What leads us home

I want to have more sleep.

But I don’t want to be needed less.

I want to have more time to pursue my own dreams.

But I don’t want to miss out on theirs.

I want to have more quality time with my husband.

But I don’t want to get behind for tomorrow.

I want to go out all night with friends.

But I don’t want to leave my babies.

I want to finish what I start.

But I don’t want to begin the end of this chapter.

I want to know they’ll always be alright.

But I don’t want to overthink everything.

I want to buy something nice for myself.

But I don’t want to feel guilty about it.

I want to show them the way.

But I don’t want to lose myself in the process.

I want to go on holiday with them.

But I don’t want to feel tired the whole time.

I want to have more time in the day.

But I don’t want to spend the whole day cleaning.

I want to hang our family photos.

But I don’t want daily reminders of how fast it’s really going.

I want to do my hair nicely for a change.

But I don’t want to be stressed while doing it.

I want to read up on current affairs.

But I don’t want to worry myself sick for their future.

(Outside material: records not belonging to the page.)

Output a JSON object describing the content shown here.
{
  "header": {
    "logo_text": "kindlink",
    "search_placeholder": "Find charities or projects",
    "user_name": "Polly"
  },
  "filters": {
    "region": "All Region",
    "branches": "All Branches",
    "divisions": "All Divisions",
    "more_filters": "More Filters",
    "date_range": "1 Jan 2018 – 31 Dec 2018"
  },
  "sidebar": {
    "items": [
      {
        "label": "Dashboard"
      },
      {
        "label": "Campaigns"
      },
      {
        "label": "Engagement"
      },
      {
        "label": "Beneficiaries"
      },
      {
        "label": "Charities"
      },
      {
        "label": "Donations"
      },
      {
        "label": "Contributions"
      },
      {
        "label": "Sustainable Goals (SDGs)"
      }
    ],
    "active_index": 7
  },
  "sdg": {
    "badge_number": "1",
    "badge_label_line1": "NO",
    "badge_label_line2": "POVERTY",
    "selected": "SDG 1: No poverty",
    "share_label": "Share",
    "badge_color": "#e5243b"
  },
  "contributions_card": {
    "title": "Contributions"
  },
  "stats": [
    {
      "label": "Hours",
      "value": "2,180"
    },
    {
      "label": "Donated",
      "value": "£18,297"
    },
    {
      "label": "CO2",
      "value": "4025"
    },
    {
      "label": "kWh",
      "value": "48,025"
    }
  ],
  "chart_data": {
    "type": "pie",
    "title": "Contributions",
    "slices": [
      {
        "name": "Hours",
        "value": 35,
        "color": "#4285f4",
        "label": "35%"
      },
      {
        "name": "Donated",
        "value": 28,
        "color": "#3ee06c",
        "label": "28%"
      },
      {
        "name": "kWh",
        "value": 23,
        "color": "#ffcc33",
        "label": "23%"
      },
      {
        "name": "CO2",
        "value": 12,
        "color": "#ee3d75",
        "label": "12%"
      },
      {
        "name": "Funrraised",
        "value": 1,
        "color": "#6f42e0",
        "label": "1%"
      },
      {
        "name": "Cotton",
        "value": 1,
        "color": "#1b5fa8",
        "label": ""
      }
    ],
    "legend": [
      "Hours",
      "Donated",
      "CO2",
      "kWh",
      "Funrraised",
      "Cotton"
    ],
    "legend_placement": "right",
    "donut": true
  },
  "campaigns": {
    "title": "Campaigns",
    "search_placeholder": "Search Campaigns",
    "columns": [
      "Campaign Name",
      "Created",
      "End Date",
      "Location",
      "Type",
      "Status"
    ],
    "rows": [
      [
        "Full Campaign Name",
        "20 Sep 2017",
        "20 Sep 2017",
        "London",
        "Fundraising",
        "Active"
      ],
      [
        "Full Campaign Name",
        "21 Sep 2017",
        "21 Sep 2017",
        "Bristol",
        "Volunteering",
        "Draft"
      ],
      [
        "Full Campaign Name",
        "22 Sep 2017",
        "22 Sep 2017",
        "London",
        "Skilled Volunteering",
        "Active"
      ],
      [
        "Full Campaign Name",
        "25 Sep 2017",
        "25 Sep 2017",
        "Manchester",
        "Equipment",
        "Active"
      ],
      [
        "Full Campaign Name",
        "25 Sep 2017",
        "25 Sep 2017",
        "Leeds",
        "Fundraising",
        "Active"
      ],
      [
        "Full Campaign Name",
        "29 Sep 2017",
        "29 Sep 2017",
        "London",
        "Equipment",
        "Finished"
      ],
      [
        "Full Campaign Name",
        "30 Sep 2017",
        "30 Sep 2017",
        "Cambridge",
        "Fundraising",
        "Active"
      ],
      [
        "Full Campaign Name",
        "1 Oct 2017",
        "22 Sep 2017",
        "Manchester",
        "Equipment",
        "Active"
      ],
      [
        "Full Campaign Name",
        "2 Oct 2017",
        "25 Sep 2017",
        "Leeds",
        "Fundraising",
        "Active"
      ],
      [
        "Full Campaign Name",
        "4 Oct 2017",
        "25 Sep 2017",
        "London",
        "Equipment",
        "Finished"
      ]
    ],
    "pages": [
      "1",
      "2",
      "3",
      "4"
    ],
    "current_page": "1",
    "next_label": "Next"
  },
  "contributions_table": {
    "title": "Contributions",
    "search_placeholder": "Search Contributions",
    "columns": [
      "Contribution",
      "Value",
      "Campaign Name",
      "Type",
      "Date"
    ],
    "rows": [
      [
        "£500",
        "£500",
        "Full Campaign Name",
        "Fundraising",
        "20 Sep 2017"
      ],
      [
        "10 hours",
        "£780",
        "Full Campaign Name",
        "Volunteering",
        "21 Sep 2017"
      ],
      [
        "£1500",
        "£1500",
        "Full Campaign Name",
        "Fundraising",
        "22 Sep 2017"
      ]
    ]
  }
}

I want to do more of what I used to enjoy.

But I don’t want to sacrifice the time I won’t get back.

I want to relax more.

But I don’t want to care less.

I want a break.

But I don’t want to miss them.

I want everything.

But I want nothing other than their hearts inside of mine.

I want. I want. I want.

But. But. But.

Overthink. Overthink. Overthink.

Guilt. Guilt. Guilt.

This isn’t simple.

Motherhood is not simple.

But wanting to love them is.

No buts, no overthinking, no guilt.

It’s the answer to every question.

It’s the path that always leads us home.